Event-Triggered Adaptive Taylor-Lagrange Control for Safety-Critical Systems
This work addresses safety-critical control for nonlinear systems, offering an incremental improvement over existing Taylor-Lagrange Control methods by enhancing feasibility and safety in practical implementations.
The paper tackles the problem of ensuring safety in nonlinear control systems under sampled-data implementations by proposing an adaptive Taylor-Lagrange Control (aTLC) framework with event-triggering, which dynamically adjusts the discretization time scale to balance feasibility and safety. Simulation results on an adaptive cruise control problem show that aTLC improves feasibility, guarantees safety, and achieves smoother control actions compared to the baseline TLC method.
This paper studies safety-critical control for nonlinear systems under sampled-data implementations of the controller.
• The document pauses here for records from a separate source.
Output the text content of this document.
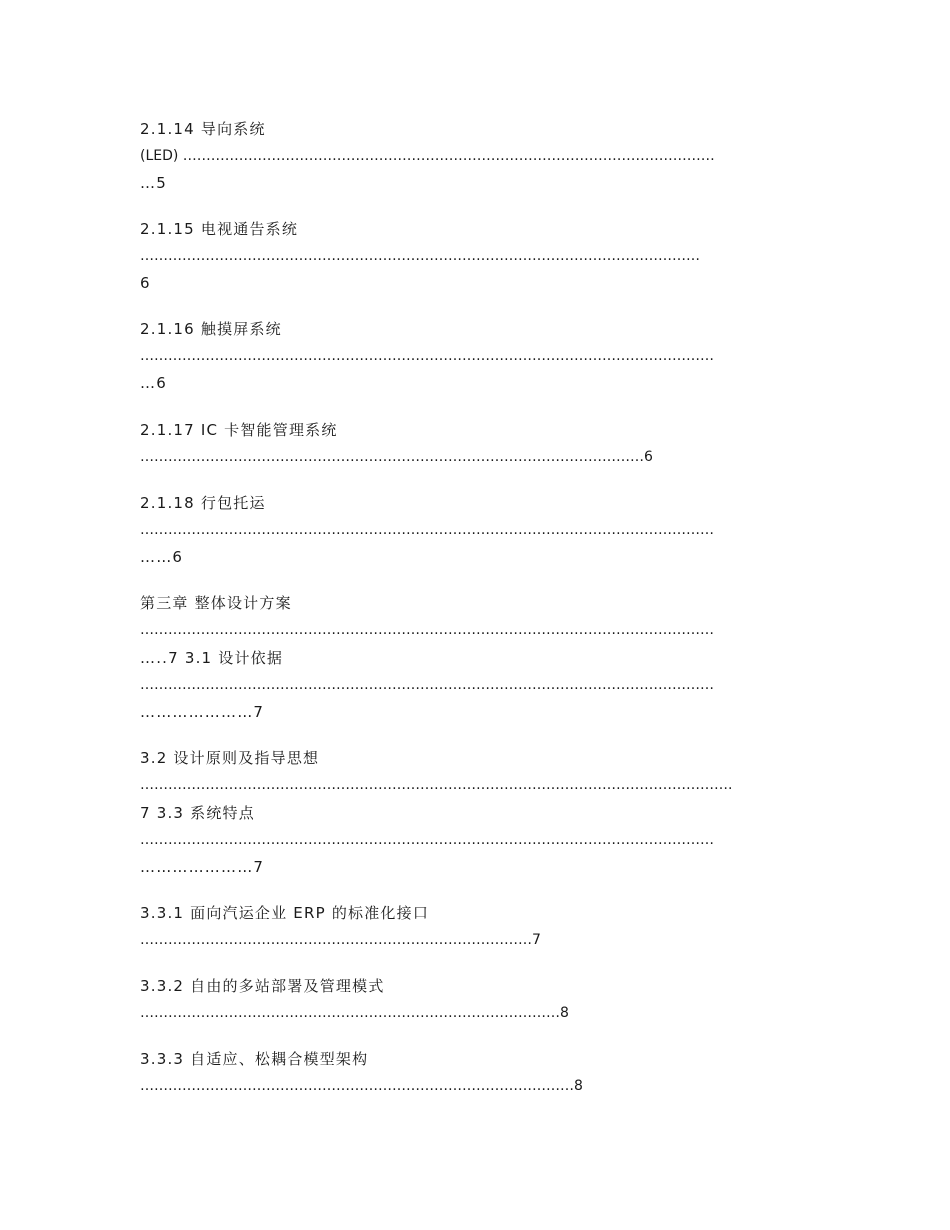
2.1.14 导向系统
(LED) ……………………………………………………………………………………………………
…5
2.1.15 电视通告系统
…………………………………………………………………………………………………………
6
2.1.16 触摸屏系统
……………………………………………………………………………………………………………
…6
2.1.17 IC 卡智能管理系统
………………………………………………………………………………………………6
2.1.18 行包托运
……………………………………………………………………………………………………………
……6
第三章 整体设计方案
……………………………………………………………………………………………………………
…..7 3.1 设计依据
……………………………………………………………………………………………………………
…………………7
3.2 设计原则及指导思想
……………………………………………………………………………………………………………….
7 3.3 系统特点
……………………………………………………………………………………………………………
…………………7
3.3.1 面向汽运企业 ERP 的标准化接口
…………………………………………………………………………7
3.3.2 自由的多站部署及管理模式
………………………………………………………………………………8
3.3.3 自适应、松耦合模型架构
…………………………………………………………………………………8
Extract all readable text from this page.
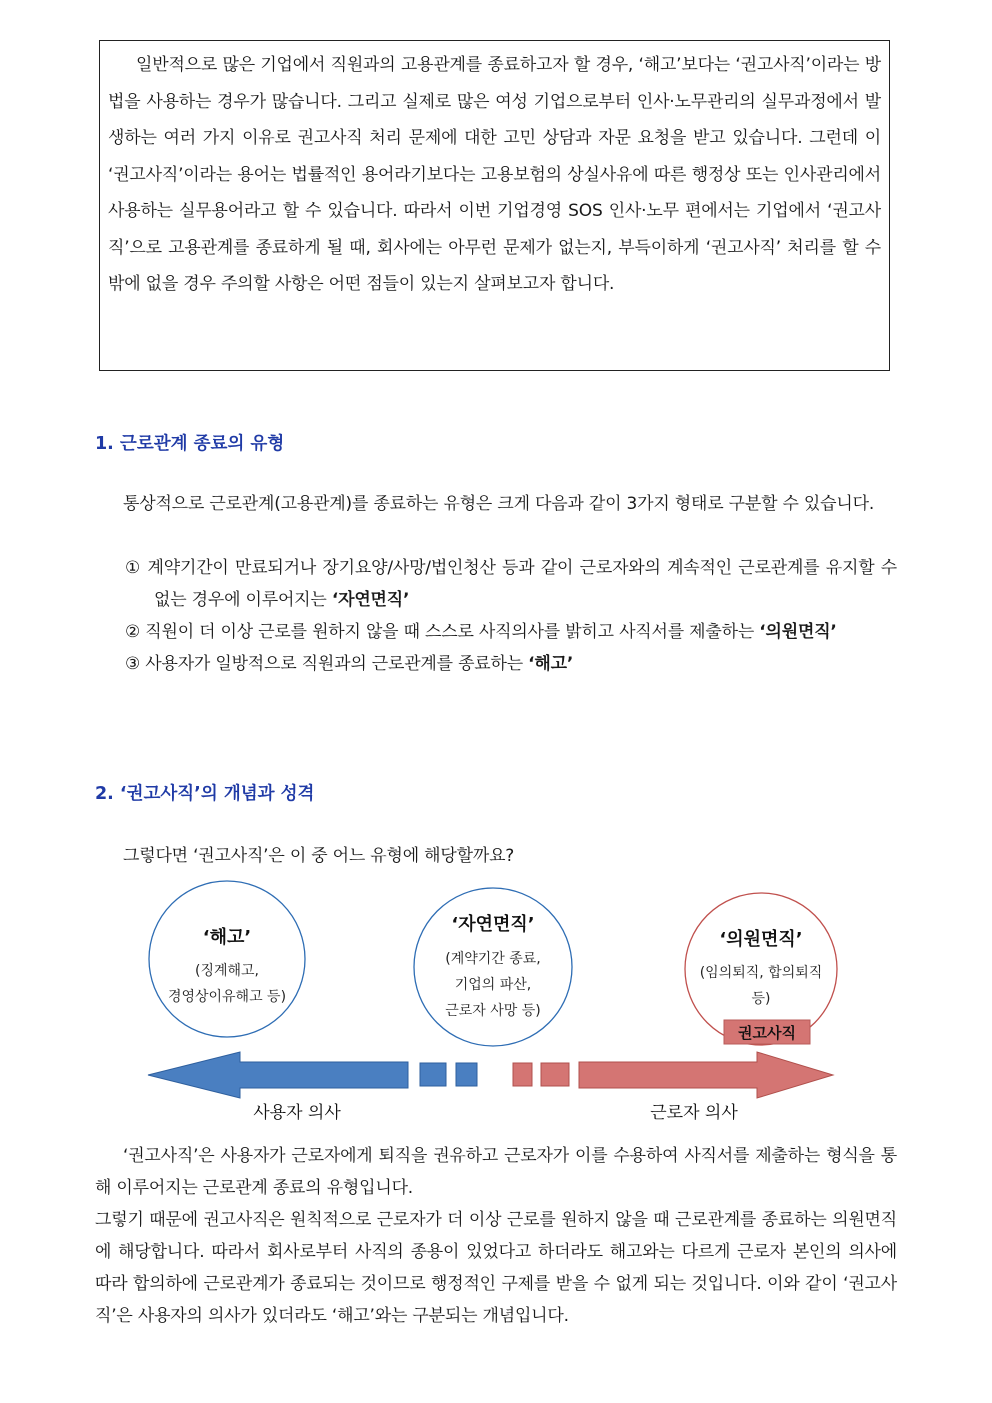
일반적으로 많은 기업에서 직원과의 고용관계를 종료하고자 할 경우, ‘해고’보다는 ‘권고사직’이라는 방법을 사용하는 경우가 많습니다. 그리고 실제로 많은 여성 기업으로부터 인사·노무관리의 실무과정에서 발생하는 여러 가지 이유로 권고사직 처리 문제에 대한 고민 상담과 자문 요청을 받고 있습니다. 그런데 이 ‘권고사직’이라는 용어는 법률적인 용어라기보다는 고용보험의 상실사유에 따른 행정상 또는 인사관리에서 사용하는 실무용어라고 할 수 있습니다. 따라서 이번 기업경영 SOS 인사·노무 편에서는 기업에서 ‘권고사직’으로 고용관계를 종료하게 될 때, 회사에는 아무런 문제가 없는지, 부득이하게 ‘권고사직’ 처리를 할 수밖에 없을 경우 주의할 사항은 어떤 점들이 있는지 살펴보고자 합니다.

1. 근로관계 종료의 유형

통상적으로 근로관계(고용관계)를 종료하는 유형은 크게 다음과 같이 3가지 형태로 구분할 수 있습니다.

① 계약기간이 만료되거나 장기요양/사망/법인청산 등과 같이 근로자와의 계속적인 근로관계를 유지할 수 없는 경우에 이루어지는 ‘자연면직’
② 직원이 더 이상 근로를 원하지 않을 때 스스로 사직의사를 밝히고 사직서를 제출하는 ‘의원면직’
③ 사용자가 일방적으로 직원과의 근로관계를 종료하는 ‘해고’
2. ‘권고사직’의 개념과 성격

그렇다면 ‘권고사직’은 이 중 어느 유형에 해당할까요?

‘해고’
(징계해고,
경영상이유해고 등)
‘자연면직’
(계약기간 종료,
기업의 파산,
근로자 사망 등)
‘의원면직’
(임의퇴직, 합의퇴직
등)
권고사직
사용자 의사	근로자 의사

‘권고사직’은 사용자가 근로자에게 퇴직을 권유하고 근로자가 이를 수용하여 사직서를 제출하는 형식을 통해 이루어지는 근로관계 종료의 유형입니다.

그렇기 때문에 권고사직은 원칙적으로 근로자가 더 이상 근로를 원하지 않을 때 근로관계를 종료하는 의원면직에 해당합니다. 따라서 회사로부터 사직의 종용이 있었다고 하더라도 해고와는 다르게 근로자 본인의 의사에 따라 합의하에 근로관계가 종료되는 것이므로 행정적인 구제를 받을 수 없게 되는 것입니다. 이와 같이 ‘권고사직’은 사용자의 의사가 있더라도 ‘해고’와는 구분되는 개념입니다.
The recently proposed Taylor--Lagrange Control (TLC) method provides rigorous safety guarantees but relies on a fixed discretization-related parameter, which can lead to infeasibility or unsafety in the presence of input constraints and inter-sampling effects. To address these limitations, we propose an adaptive Taylor--Lagrange Control (aTLC) framework with an event-triggered implementation, where the discretization-related parameter defines the discretization time scale and is selected online as state-dependent rather than fixed. This enables the controller to dynamically balance feasibility and safety by adjusting the effective time scale of the Taylor expansion. The resulting controller is implemented as a sequence of Quadratic Programs (QPs) with input constraints. We further introduce a selection rule to choose the discretization-related parameter from a finite candidate set, favoring feasible inputs and improved safety. Simulation results on an adaptive cruise control (ACC) problem demonstrate that the proposed approach improves feasibility, guarantees safety, and achieves smoother control actions compared to TLC while requiring a single automatically tuned parameter.